Germanium quantum well Josephson field effect transistors and interferometers

TL;DR

This paper demonstrates the fabrication and characterization of germanium-based hybrid superconductor-semiconductor devices, including Josephson transistors and SQUIDs, showing gate-controlled supercurrent and insights into material interfaces for quantum applications.

Contribution

It introduces Ge/SiGe quantum-well heterostructures with aluminum contacts for hybrid devices, highlighting their supercurrent control and interface properties, advancing quantum device technology.

Findings

Gate-controlled supercurrent in Ge channels up to 1 micrometer

Induced superconducting gap measured via tunnel spectroscopy

Ge diffusion into aluminum contacts observed

Abstract

Hybrid superconductor-semiconductor structures attract increasing attention owing to a variety of potential applications in quantum computing devices.

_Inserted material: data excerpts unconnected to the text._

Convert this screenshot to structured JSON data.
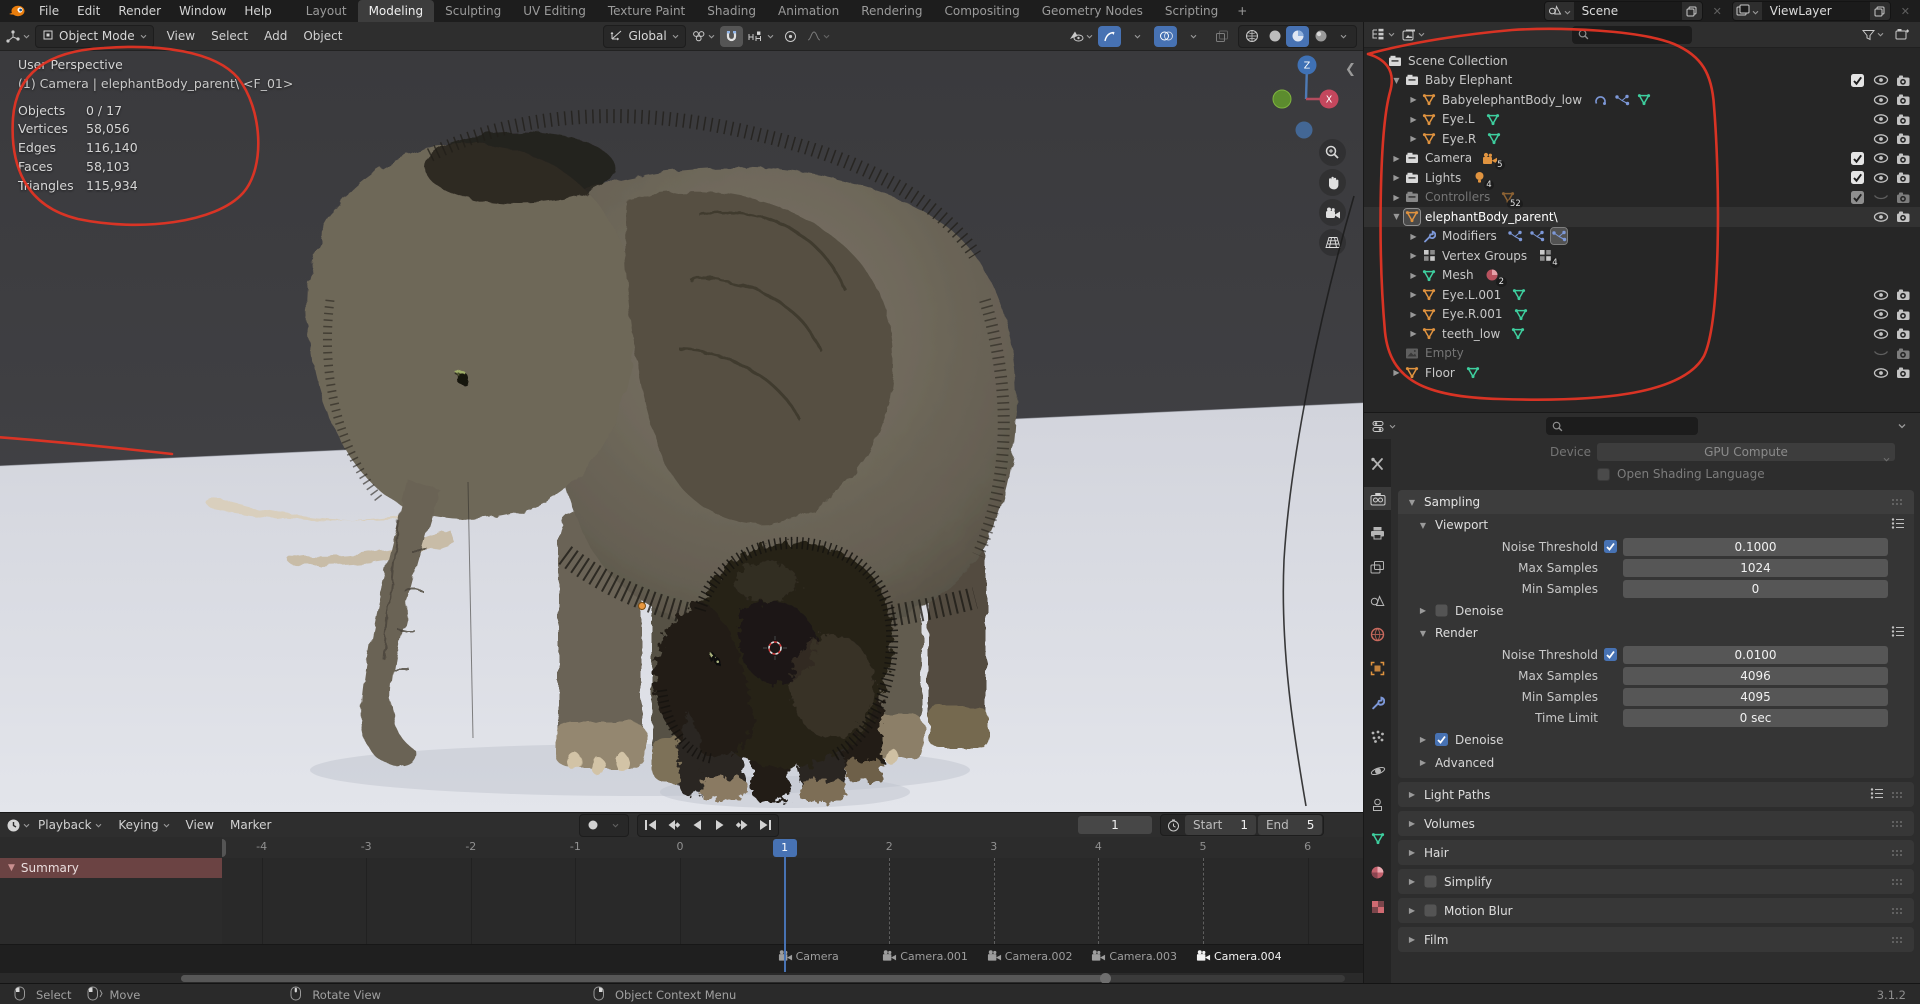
{
  "topbar": {
    "app_menus": [
      "File",
      "Edit",
      "Render",
      "Window",
      "Help"
    ],
    "workspaces": [
      "Layout",
      "Modeling",
      "Sculpting",
      "UV Editing",
      "Texture Paint",
      "Shading",
      "Animation",
      "Rendering",
      "Compositing",
      "Geometry Nodes",
      "Scripting"
    ],
    "active_workspace": "Modeling",
    "new_workspace_button": "+",
    "scene": {
      "value": "Scene"
    },
    "view_layer": {
      "value": "ViewLayer"
    }
  },
  "viewport": {
    "header": {
      "mode": "Object Mode",
      "menus": [
        "View",
        "Select",
        "Add",
        "Object"
      ],
      "orientation": "Global"
    },
    "overlay": {
      "view_label": "User Perspective",
      "context": "(1) Camera | elephantBody_parent\\ <F_01>",
      "stats": [
        {
          "label": "Objects",
          "value": "0 / 17"
        },
        {
          "label": "Vertices",
          "value": "58,056"
        },
        {
          "label": "Edges",
          "value": "116,140"
        },
        {
          "label": "Faces",
          "value": "58,103"
        },
        {
          "label": "Triangles",
          "value": "115,934"
        }
      ]
    },
    "gizmo": {
      "axis_z": "Z",
      "axis_x": "X"
    }
  },
  "outliner": {
    "items": [
      {
        "label": "Scene Collection",
        "level": 0,
        "expand": "none",
        "icon": "collection",
        "toggles": []
      },
      {
        "label": "Baby Elephant",
        "level": 1,
        "expand": "open",
        "icon": "collection",
        "toggles": [
          "check",
          "eye",
          "cam"
        ]
      },
      {
        "label": "BabyelephantBody_low",
        "level": 2,
        "expand": "closed",
        "icon": "mesh-object",
        "extras": [
          {
            "icon": "physics"
          },
          {
            "icon": "particles"
          },
          {
            "icon": "mesh-data"
          }
        ],
        "toggles": [
          "eye",
          "cam"
        ]
      },
      {
        "label": "Eye.L",
        "level": 2,
        "expand": "closed",
        "icon": "mesh-object",
        "extras": [
          {
            "icon": "mesh-data"
          }
        ],
        "toggles": [
          "eye",
          "cam"
        ]
      },
      {
        "label": "Eye.R",
        "level": 2,
        "expand": "closed",
        "icon": "mesh-object",
        "extras": [
          {
            "icon": "mesh-data"
          }
        ],
        "toggles": [
          "eye",
          "cam"
        ]
      },
      {
        "label": "Camera",
        "level": 1,
        "expand": "closed",
        "icon": "collection",
        "extras": [
          {
            "icon": "camera-data",
            "badge": "5"
          }
        ],
        "toggles": [
          "check",
          "eye",
          "cam"
        ]
      },
      {
        "label": "Lights",
        "level": 1,
        "expand": "closed",
        "icon": "collection",
        "extras": [
          {
            "icon": "light-data",
            "badge": "4"
          }
        ],
        "toggles": [
          "check",
          "eye",
          "cam"
        ]
      },
      {
        "label": "Controllers",
        "level": 1,
        "expand": "closed",
        "icon": "collection",
        "muted": true,
        "extras": [
          {
            "icon": "mesh-object",
            "badge": "52"
          }
        ],
        "toggles": [
          "check",
          "eye-closed",
          "cam"
        ]
      },
      {
        "label": "elephantBody_parent\\",
        "level": 1,
        "expand": "open",
        "icon": "mesh-object",
        "active": true,
        "toggles": [
          "eye",
          "cam"
        ]
      },
      {
        "label": "Modifiers",
        "level": 2,
        "expand": "closed",
        "icon": "wrench",
        "extras": [
          {
            "icon": "particles"
          },
          {
            "icon": "particles"
          },
          {
            "icon": "particles-sel"
          }
        ],
        "toggles": []
      },
      {
        "label": "Vertex Groups",
        "level": 2,
        "expand": "closed",
        "icon": "vgroup",
        "extras": [
          {
            "icon": "vgroup-box",
            "badge": "4"
          }
        ],
        "toggles": []
      },
      {
        "label": "Mesh",
        "level": 2,
        "expand": "closed",
        "icon": "mesh-data",
        "extras": [
          {
            "icon": "material",
            "badge": "2"
          }
        ],
        "toggles": []
      },
      {
        "label": "Eye.L.001",
        "level": 2,
        "expand": "closed",
        "icon": "mesh-object",
        "extras": [
          {
            "icon": "mesh-data"
          }
        ],
        "toggles": [
          "eye",
          "cam"
        ]
      },
      {
        "label": "Eye.R.001",
        "level": 2,
        "expand": "closed",
        "icon": "mesh-object",
        "extras": [
          {
            "icon": "mesh-data"
          }
        ],
        "toggles": [
          "eye",
          "cam"
        ]
      },
      {
        "label": "teeth_low",
        "level": 2,
        "expand": "closed",
        "icon": "mesh-object",
        "extras": [
          {
            "icon": "mesh-data"
          }
        ],
        "toggles": [
          "eye",
          "cam"
        ]
      },
      {
        "label": "Empty",
        "level": 1,
        "expand": "none",
        "icon": "image",
        "muted": true,
        "toggles": [
          "eye-closed",
          "cam"
        ]
      },
      {
        "label": "Floor",
        "level": 1,
        "expand": "closed",
        "icon": "mesh-object",
        "extras": [
          {
            "icon": "mesh-data"
          }
        ],
        "toggles": [
          "eye",
          "cam"
        ]
      }
    ]
  },
  "properties": {
    "tabs": [
      {
        "icon": "tool"
      },
      {
        "icon": "render",
        "active": true
      },
      {
        "icon": "output"
      },
      {
        "icon": "view-layer"
      },
      {
        "icon": "scene"
      },
      {
        "icon": "world"
      },
      {
        "icon": "object"
      },
      {
        "icon": "modifiers"
      },
      {
        "icon": "particles"
      },
      {
        "icon": "physics"
      },
      {
        "icon": "constraints"
      },
      {
        "icon": "data"
      },
      {
        "icon": "material"
      },
      {
        "icon": "texture"
      }
    ],
    "device": {
      "label": "Device",
      "value": "GPU Compute"
    },
    "osl_label": "Open Shading Language",
    "sampling": {
      "title": "Sampling",
      "viewport": {
        "title": "Viewport",
        "noise_threshold": {
          "label": "Noise Threshold",
          "value": "0.1000",
          "checked": true
        },
        "max_samples": {
          "label": "Max Samples",
          "value": "1024"
        },
        "min_samples": {
          "label": "Min Samples",
          "value": "0"
        },
        "denoise": {
          "label": "Denoise",
          "checked": false
        }
      },
      "render": {
        "title": "Render",
        "noise_threshold": {
          "label": "Noise Threshold",
          "value": "0.0100",
          "checked": true
        },
        "max_samples": {
          "label": "Max Samples",
          "value": "4096"
        },
        "min_samples": {
          "label": "Min Samples",
          "value": "4095"
        },
        "time_limit": {
          "label": "Time Limit",
          "value": "0 sec"
        },
        "denoise": {
          "label": "Denoise",
          "checked": true
        },
        "advanced_label": "Advanced"
      }
    },
    "collapsed_sections": [
      {
        "label": "Light Paths",
        "has_list_icon": true
      },
      {
        "label": "Volumes"
      },
      {
        "label": "Hair"
      },
      {
        "label": "Simplify",
        "checkbox": false
      },
      {
        "label": "Motion Blur",
        "checkbox": false
      },
      {
        "label": "Film"
      }
    ]
  },
  "timeline": {
    "menus": [
      "Playback",
      "Keying",
      "View",
      "Marker"
    ],
    "summary_label": "Summary",
    "current_frame": "1",
    "start": {
      "label": "Start",
      "value": "1"
    },
    "end": {
      "label": "End",
      "value": "5"
    },
    "ruler_ticks": [
      -4,
      -3,
      -2,
      -1,
      0,
      1,
      2,
      3,
      4,
      5,
      6
    ],
    "markers": [
      {
        "label": "Camera",
        "frame": 1
      },
      {
        "label": "Camera.001",
        "frame": 2
      },
      {
        "label": "Camera.002",
        "frame": 3
      },
      {
        "label": "Camera.003",
        "frame": 4
      },
      {
        "label": "Camera.004",
        "frame": 5,
        "selected": true
      }
    ]
  },
  "status_bar": {
    "hints": [
      {
        "button": "left",
        "label": "Select"
      },
      {
        "button": "left-drag",
        "label": "Move"
      },
      {
        "button": "middle",
        "label": "Rotate View"
      },
      {
        "button": "right",
        "label": "Object Context Menu"
      }
    ],
    "version": "3.1.2"
  },
  "colors": {
    "accent": "#4772b3",
    "object_orange": "#e0933f",
    "mesh_green": "#3ecf9f",
    "annotation_red": "#e23424"
  }
}
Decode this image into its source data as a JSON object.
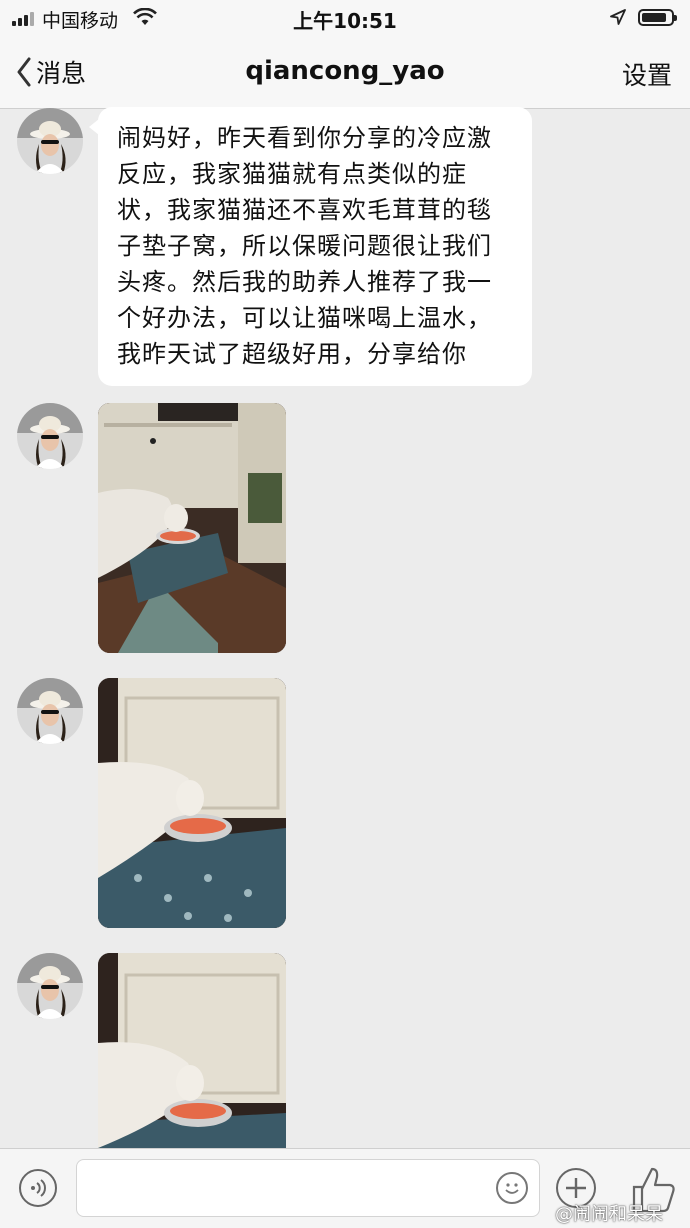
{
  "status_bar": {
    "carrier": "中国移动",
    "time": "上午10:51"
  },
  "nav": {
    "back_label": "消息",
    "title": "qiancong_yao",
    "settings_label": "设置"
  },
  "messages": [
    {
      "type": "text",
      "text": "闹妈好，昨天看到你分享的冷应激反应，我家猫猫就有点类似的症状，我家猫猫还不喜欢毛茸茸的毯子垫子窝，所以保暖问题很让我们头疼。然后我的助养人推荐了我一个好办法，可以让猫咪喝上温水，我昨天试了超级好用，分享给你"
    },
    {
      "type": "image",
      "icon": "cat-drinking-photo"
    },
    {
      "type": "image",
      "icon": "cat-drinking-photo"
    },
    {
      "type": "image",
      "icon": "cat-drinking-photo"
    }
  ],
  "input_bar": {
    "placeholder": "",
    "value": ""
  },
  "watermark": "@闹闹和呆呆"
}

They can serve to the realization of topological superconducting systems, as well as gate-tunable superconducting quantum bits. Here we combine a SiGe/Ge/SiGe quantum-well heterostructure hosting high-mobility two-dimensional holes and aluminum superconducting leads to realize prototypical hybrid devices, such as Josephson field-effect transistors (JoFETs) and superconducting quantum interference devices (SQUIDs). We observe gate-controlled supercurrent transport with Ge channels as long as one micrometer and estimate the induced superconducting gap from tunnel spectroscopy measurements in superconducting point-contact devices. Transmission electron microscopy reveals the diffusion of Ge into the aluminum contacts, whereas no aluminum is detected in the Ge channel.